The last several months of the practice have been especially rewarding, as patients have one after the other expressed their gratitude. This has been a moving and profound testament to the role a physician can play in the life of a patient and their family.
One of the most unexpected and surprising goodbyes came from a patient I saw for the last time about a month before I closed up shop. I will call him Mr. Morgan. He was one of those patients whose name I dreaded seeing on my schedule. For 20-some years, Mr. Morgan had done nothing but complain. Each visit he brought in a litany of varying, irresolvable symptoms with an underlying implication that I did not really care about him and was not thorough enough in my evaluation. Perhaps you have some patients like Mr. Morgan? On this final visit, true to form, he had his soliloquy ready. But this time it included to complaints. Instead, he wanted me to know that I had not only saved his life but I had also saved his marriage. I will note that he had never had any serious illnesses nor had I ever met his wife or discussed his marriage. But Mr. Morgan described at some length how important and meaningful our interactions had been over the years. He said that his marriage would have failed without my help, he would not have kept his job, and his life would have been totally different. I sat before him, speechless. For decades, my heart had sunk whenever I saw his name on my schedule. And now to hear how he had viewed these interactions was stunning. I started tearing up, because no other response was possible.

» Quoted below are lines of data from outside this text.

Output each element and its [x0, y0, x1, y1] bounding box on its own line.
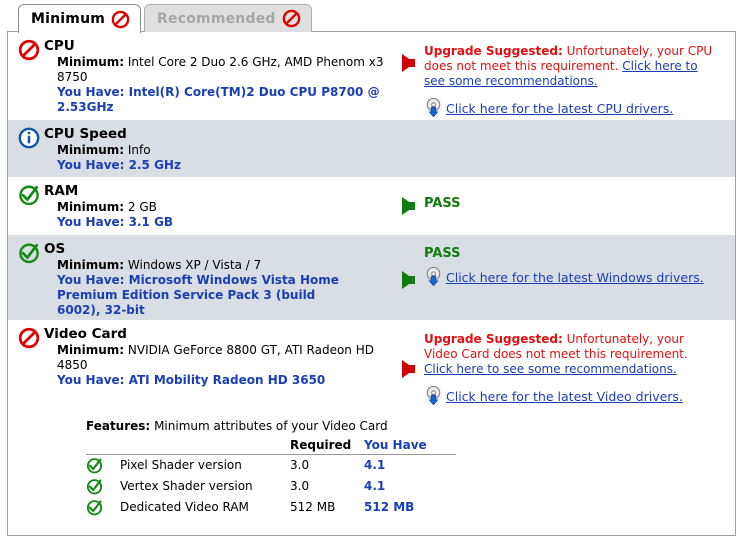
features-header-required: Required — [290, 438, 364, 455]
requirement-you-have: You Have: 2.5 GHz — [57, 158, 181, 172]
check-circle-icon — [86, 497, 120, 518]
requirement-row-os: OS Minimum: Windows XP / Vista / 7 You H… — [8, 235, 735, 320]
requirement-name: RAM — [44, 183, 79, 199]
feature-required: 3.0 — [290, 458, 310, 472]
table-row: Dedicated Video RAM 512 MB 512 MB — [86, 497, 456, 518]
disc-download-icon — [424, 98, 443, 118]
pass-status: PASS — [424, 196, 461, 211]
requirement-minimum: Minimum: NVIDIA GeForce 8800 GT, ATI Rad… — [44, 343, 377, 373]
requirement-status-cpu: Upgrade Suggested: Unfortunately, your C… — [392, 38, 735, 118]
driver-download-row: Click here for the latest CPU drivers. — [424, 98, 720, 118]
feature-required: 3.0 — [290, 479, 310, 493]
feature-you-have: 4.1 — [364, 458, 386, 472]
no-entry-icon — [111, 10, 130, 29]
minimum-label: Minimum: — [57, 55, 125, 69]
upgrade-label: Upgrade Suggested: — [424, 332, 563, 346]
feature-you-have: 512 MB — [364, 500, 415, 514]
tab-minimum-label: Minimum — [31, 11, 106, 27]
tab-recommended[interactable]: Recommended — [144, 4, 312, 32]
upgrade-message: Upgrade Suggested: Unfortunately, your C… — [424, 44, 720, 89]
minimum-label: Minimum: — [57, 258, 125, 272]
minimum-label: Minimum: — [57, 143, 125, 157]
minimum-value: 2 GB — [127, 200, 157, 214]
status-arrow-cell — [392, 195, 424, 215]
requirement-minimum: Minimum: 2 GB — [44, 200, 173, 215]
features-label: Features: — [86, 419, 151, 433]
requirement-row-cpu: CPU Minimum: Intel Core 2 Duo 2.6 GHz, A… — [8, 32, 735, 120]
driver-download-row: Click here for the latest Windows driver… — [424, 267, 704, 287]
status-arrow-cell — [392, 40, 424, 72]
requirement-status-ram: PASS — [392, 183, 735, 215]
table-row: Pixel Shader version 3.0 4.1 — [86, 455, 456, 477]
pass-status: PASS — [424, 246, 461, 261]
feature-you-have: 4.1 — [364, 479, 386, 493]
requirement-you-have: You Have: Intel(R) Core(TM)2 Duo CPU P87… — [57, 85, 380, 114]
tab-minimum[interactable]: Minimum — [18, 4, 142, 33]
requirements-panel: CPU Minimum: Intel Core 2 Duo 2.6 GHz, A… — [7, 31, 736, 536]
upgrade-message: Upgrade Suggested: Unfortunately, your V… — [424, 332, 720, 377]
info-icon — [18, 127, 44, 151]
video-card-features: Features: Minimum attributes of your Vid… — [8, 406, 735, 518]
disc-download-icon — [424, 267, 443, 287]
requirement-status-os: PASS Click here for the latest Windows d… — [392, 241, 735, 289]
requirement-name: CPU Speed — [44, 126, 127, 142]
requirement-info-os: OS Minimum: Windows XP / Vista / 7 You H… — [8, 241, 392, 318]
check-circle-icon — [18, 184, 44, 208]
requirement-you-have: You Have: ATI Mobility Radeon HD 3650 — [57, 373, 326, 387]
requirement-minimum: Minimum: Intel Core 2 Duo 2.6 GHz, AMD P… — [44, 55, 392, 85]
red-arrow-icon — [401, 54, 415, 72]
requirement-name: OS — [44, 241, 66, 257]
features-header-blank — [86, 438, 290, 455]
features-table: Required You Have Pixel Shader version 3… — [86, 438, 456, 518]
upgrade-label: Upgrade Suggested: — [424, 44, 563, 58]
requirement-info-cpu: CPU Minimum: Intel Core 2 Duo 2.6 GHz, A… — [8, 38, 392, 115]
red-arrow-icon — [401, 360, 415, 378]
disc-download-icon — [424, 386, 443, 406]
feature-name: Vertex Shader version — [120, 479, 253, 493]
driver-download-row: Click here for the latest Video drivers. — [424, 386, 720, 406]
requirement-row-cpu-speed: CPU Speed Minimum: Info You Have: 2.5 GH… — [8, 120, 735, 177]
requirement-name: Video Card — [44, 326, 127, 342]
requirement-status-video-card: Upgrade Suggested: Unfortunately, your V… — [392, 326, 735, 406]
minimum-value: Windows XP / Vista / 7 — [127, 258, 262, 272]
features-header-row: Required You Have — [86, 438, 456, 455]
windows-drivers-link[interactable]: Click here for the latest Windows driver… — [446, 270, 704, 285]
tab-bar: Minimum Recommended — [0, 0, 744, 33]
minimum-label: Minimum: — [57, 200, 125, 214]
requirement-row-ram: RAM Minimum: 2 GB You Have: 3.1 GB PASS — [8, 177, 735, 235]
features-caption: Features: Minimum attributes of your Vid… — [86, 418, 735, 434]
check-circle-icon — [18, 242, 44, 266]
features-caption-text: Minimum attributes of your Video Card — [154, 419, 388, 433]
features-header-you-have: You Have — [364, 438, 456, 455]
feature-required: 512 MB — [290, 500, 336, 514]
requirement-row-video-card: Video Card Minimum: NVIDIA GeForce 8800 … — [8, 320, 735, 406]
requirement-name: CPU — [44, 38, 75, 54]
status-arrow-cell — [392, 243, 424, 289]
requirement-info-ram: RAM Minimum: 2 GB You Have: 3.1 GB — [8, 183, 392, 230]
tab-recommended-label: Recommended — [157, 10, 276, 27]
no-entry-icon — [18, 327, 44, 351]
status-arrow-cell — [392, 328, 424, 378]
feature-name: Dedicated Video RAM — [120, 500, 249, 514]
requirement-status-cpu-speed — [392, 126, 735, 128]
green-arrow-icon — [401, 197, 415, 215]
video-drivers-link[interactable]: Click here for the latest Video drivers. — [446, 389, 683, 404]
requirement-minimum: Minimum: Windows XP / Vista / 7 — [44, 258, 357, 273]
green-arrow-icon — [401, 271, 415, 289]
no-entry-icon — [282, 9, 301, 28]
requirement-you-have: You Have: 3.1 GB — [57, 215, 174, 229]
minimum-value: Info — [127, 143, 151, 157]
table-row: Vertex Shader version 3.0 4.1 — [86, 476, 456, 497]
requirement-minimum: Minimum: Info — [44, 143, 181, 158]
feature-name: Pixel Shader version — [120, 458, 242, 472]
check-circle-icon — [86, 455, 120, 477]
no-entry-icon — [18, 39, 44, 63]
cpu-drivers-link[interactable]: Click here for the latest CPU drivers. — [446, 101, 673, 116]
requirement-you-have: You Have: Microsoft Windows Vista Home P… — [57, 273, 339, 317]
requirement-info-cpu-speed: CPU Speed Minimum: Info You Have: 2.5 GH… — [8, 126, 392, 173]
check-circle-icon — [86, 476, 120, 497]
recommendations-link[interactable]: Click here to see some recommendations. — [424, 362, 677, 376]
requirement-info-video-card: Video Card Minimum: NVIDIA GeForce 8800 … — [8, 326, 392, 388]
minimum-label: Minimum: — [57, 343, 125, 357]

This small vignette captures a crucial element in the practice. There are clear — and, for the good physician, unavoidable — frustrations in being a doctor. These run deep and wide. I had loathed seeing Mr. Morgan’s name on my schedule for over 20 years because of how difficult each visit was for me personally. Even if I could rewind the tape and replay each visit in the context of knowing what he would say at his final appointment, I would feel the same way. His visits were hard; they sucked my energy and drained my emotions. What had happened had happened and was real, in its time and in its place. But I apparently masked my true feelings sufficiently at each visit that my very limited interventions had evidently been therapeutic. Hearing his heart-felt words and reflecting on how our interactions had positively impacted his life took my breath away.

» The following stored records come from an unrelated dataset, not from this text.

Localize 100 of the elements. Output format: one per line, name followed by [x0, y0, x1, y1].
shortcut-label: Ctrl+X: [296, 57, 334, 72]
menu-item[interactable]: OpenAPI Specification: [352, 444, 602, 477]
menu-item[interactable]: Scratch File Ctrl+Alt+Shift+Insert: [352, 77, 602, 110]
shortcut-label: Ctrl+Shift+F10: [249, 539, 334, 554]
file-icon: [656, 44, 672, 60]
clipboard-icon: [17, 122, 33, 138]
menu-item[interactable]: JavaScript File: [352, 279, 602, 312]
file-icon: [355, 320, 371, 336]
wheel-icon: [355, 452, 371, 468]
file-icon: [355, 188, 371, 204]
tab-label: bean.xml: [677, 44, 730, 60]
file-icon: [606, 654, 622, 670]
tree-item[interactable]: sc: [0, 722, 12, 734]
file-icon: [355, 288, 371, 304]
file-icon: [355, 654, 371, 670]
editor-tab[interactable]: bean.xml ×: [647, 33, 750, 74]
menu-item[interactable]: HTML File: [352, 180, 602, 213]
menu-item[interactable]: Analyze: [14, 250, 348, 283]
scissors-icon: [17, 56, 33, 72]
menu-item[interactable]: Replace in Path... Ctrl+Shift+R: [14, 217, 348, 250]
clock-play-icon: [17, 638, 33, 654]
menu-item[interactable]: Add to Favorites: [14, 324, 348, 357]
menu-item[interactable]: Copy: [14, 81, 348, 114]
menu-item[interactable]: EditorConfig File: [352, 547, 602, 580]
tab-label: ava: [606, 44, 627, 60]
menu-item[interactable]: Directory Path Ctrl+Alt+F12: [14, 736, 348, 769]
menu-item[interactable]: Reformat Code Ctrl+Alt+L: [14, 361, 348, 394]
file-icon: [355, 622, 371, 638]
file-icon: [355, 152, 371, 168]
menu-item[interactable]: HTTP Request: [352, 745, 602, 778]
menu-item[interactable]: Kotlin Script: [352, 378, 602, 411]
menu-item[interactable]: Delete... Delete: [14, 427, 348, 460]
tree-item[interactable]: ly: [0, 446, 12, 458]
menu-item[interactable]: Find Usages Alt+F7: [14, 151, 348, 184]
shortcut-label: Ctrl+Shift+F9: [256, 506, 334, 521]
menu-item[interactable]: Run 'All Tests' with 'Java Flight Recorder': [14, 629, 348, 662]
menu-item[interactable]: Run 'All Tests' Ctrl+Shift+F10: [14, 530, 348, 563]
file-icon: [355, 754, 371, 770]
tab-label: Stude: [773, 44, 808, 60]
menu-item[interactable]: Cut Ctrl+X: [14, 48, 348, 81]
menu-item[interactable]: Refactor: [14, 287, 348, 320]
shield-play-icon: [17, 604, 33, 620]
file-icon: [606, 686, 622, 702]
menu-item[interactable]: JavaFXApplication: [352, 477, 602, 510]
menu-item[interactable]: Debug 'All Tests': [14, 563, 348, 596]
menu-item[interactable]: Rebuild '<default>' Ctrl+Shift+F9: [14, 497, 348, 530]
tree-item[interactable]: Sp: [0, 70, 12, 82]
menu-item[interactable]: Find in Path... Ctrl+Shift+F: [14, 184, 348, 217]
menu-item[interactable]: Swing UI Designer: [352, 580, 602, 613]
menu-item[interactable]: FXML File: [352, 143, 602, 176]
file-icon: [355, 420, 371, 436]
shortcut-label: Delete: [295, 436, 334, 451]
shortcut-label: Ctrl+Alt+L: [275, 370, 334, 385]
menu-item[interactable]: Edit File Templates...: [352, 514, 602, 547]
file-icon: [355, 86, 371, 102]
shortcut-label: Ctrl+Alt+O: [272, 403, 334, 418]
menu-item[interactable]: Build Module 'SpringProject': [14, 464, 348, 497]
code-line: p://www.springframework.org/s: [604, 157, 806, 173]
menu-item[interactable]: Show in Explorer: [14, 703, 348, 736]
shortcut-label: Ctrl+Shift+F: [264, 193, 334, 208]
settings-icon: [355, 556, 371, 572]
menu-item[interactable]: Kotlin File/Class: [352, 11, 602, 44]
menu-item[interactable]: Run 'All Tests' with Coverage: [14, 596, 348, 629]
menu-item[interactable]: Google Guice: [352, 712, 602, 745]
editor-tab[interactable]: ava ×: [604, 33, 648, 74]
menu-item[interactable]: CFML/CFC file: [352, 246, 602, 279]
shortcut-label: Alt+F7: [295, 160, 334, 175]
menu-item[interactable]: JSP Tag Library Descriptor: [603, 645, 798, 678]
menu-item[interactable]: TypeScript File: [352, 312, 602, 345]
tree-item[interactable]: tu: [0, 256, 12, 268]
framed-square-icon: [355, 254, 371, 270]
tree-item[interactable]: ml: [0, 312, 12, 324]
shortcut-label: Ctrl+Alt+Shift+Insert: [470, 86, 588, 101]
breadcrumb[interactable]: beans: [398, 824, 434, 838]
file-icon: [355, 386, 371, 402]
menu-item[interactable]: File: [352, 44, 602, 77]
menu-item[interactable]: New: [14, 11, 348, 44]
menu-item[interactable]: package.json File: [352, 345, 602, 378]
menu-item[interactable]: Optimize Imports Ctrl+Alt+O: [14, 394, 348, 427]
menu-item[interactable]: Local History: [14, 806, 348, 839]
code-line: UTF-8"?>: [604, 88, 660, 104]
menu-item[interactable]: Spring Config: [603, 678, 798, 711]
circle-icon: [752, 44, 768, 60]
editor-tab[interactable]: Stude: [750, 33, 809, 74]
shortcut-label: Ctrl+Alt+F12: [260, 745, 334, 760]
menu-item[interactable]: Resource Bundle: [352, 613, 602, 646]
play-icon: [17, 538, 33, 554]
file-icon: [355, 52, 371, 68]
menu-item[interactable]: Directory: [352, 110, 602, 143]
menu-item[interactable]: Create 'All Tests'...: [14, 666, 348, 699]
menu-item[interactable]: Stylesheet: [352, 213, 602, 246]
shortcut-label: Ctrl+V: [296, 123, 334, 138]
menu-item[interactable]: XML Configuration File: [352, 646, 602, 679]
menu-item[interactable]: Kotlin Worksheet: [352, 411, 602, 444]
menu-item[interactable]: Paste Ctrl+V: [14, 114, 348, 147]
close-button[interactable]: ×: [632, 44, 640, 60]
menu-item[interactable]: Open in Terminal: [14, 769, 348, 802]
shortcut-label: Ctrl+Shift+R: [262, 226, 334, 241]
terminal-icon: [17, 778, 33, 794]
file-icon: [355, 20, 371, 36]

Fortunately most of my patients’ visits over the years were not unpleasant. I enjoyed hearing about their life experiences, cheering on positive lifestyle changes, staving off illnesses where that was possible, and encouraging them to accept the shrinking borders of the country called aging, with its contracting realm of possibilities. Fortunately, the reward and gratification from most patients was more immediate than was the case with Mr. Morgan. But I will briefly climb on my high horse to say this: the litmus test of how well we function as physicians is how we each handle our own Mr. Morgans. It is easy to take of the easy patient. It is hard to take care of the hard. But we each need to “doctor up” and do our job, competently and compassionately. Especially with the tough patients. OK, I’ll climb down from my horse now.
I am not naïve. I know and understand the practice will continue to have its frustrations. Some are intrinsic to the work, unavoidable and inevitable. And some are extrinsic, frustrating, and unnecessary. But I do believe that for every physician, when we walk out the door for the last time, the good will far outweigh the bad. And that is what I wish for you as I conclude my notes from the practice.